Clutter Suppression for Radar via Deep Joint Sparse Recovery Network
Shiyuan Zhang, Xingyu Lu, Jin-Tao Yu, Zheng Dai, Weimin Su, Hong Gu
Abstract
In radar detection, small and slow targets are easily overwhelmed by strong clutter. Traditional methods, such as singular value decomposition (SVD) and robust principal component analysis (RPCA), can suppress clutter and recover targets by using low-rank and sparse models. However, these methods rely on fixed prior information, which lacks adaptivity and suffers from unfavorable extensive manual hyperparameter tuning. To address these issues, a data-driven deep network model combined with an iterative algorithm called unfolding joint sparse recovery network (UFJSR-Net) is proposed to achieve the improved target detection performance.

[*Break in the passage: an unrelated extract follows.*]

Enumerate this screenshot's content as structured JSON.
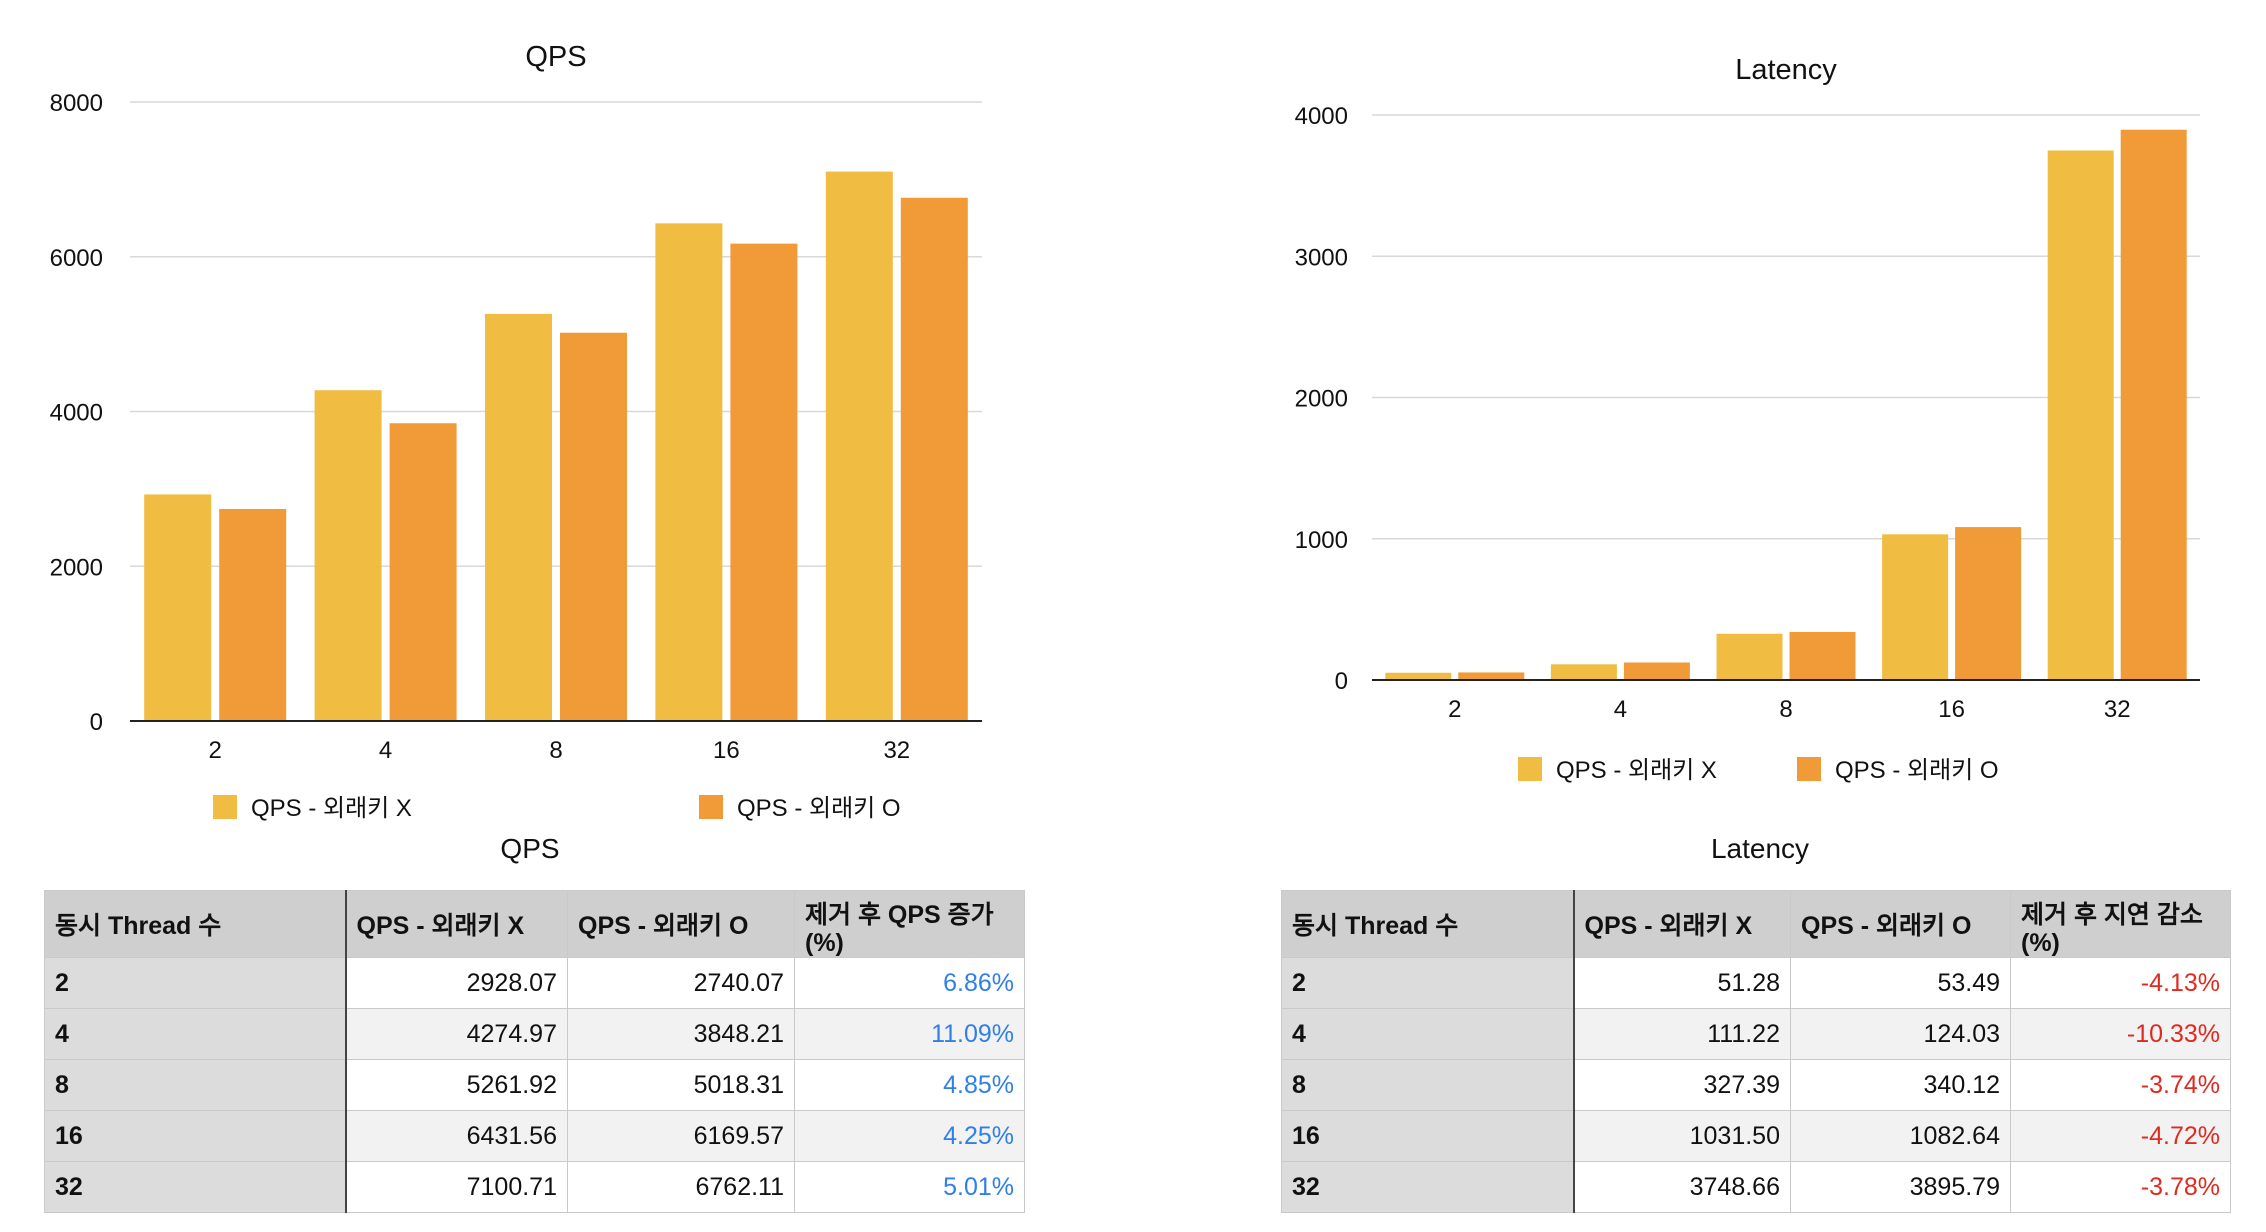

First, a joint sparse recovery (JSR) model is established and the fast iterative shrinkage/thresholding algorithm (FISTA) is derived to solve this model. Then, one iteration consisting of a linear operation and a nonlinear one can be recast into a single network layer and the stacking and combination of all layers will form the UFSJR-Net. Finally, the properties of the target and clutter can be learned by paired inputs and outputs training data to optimize the hyperparameters in the iterative algorithm to obtain the JSR model. Experiments on simulation data and measured radar data demonstrate that the proposed method exhibits advantages in detection performance over traditional decomposition methods under strong clutter with different intensities.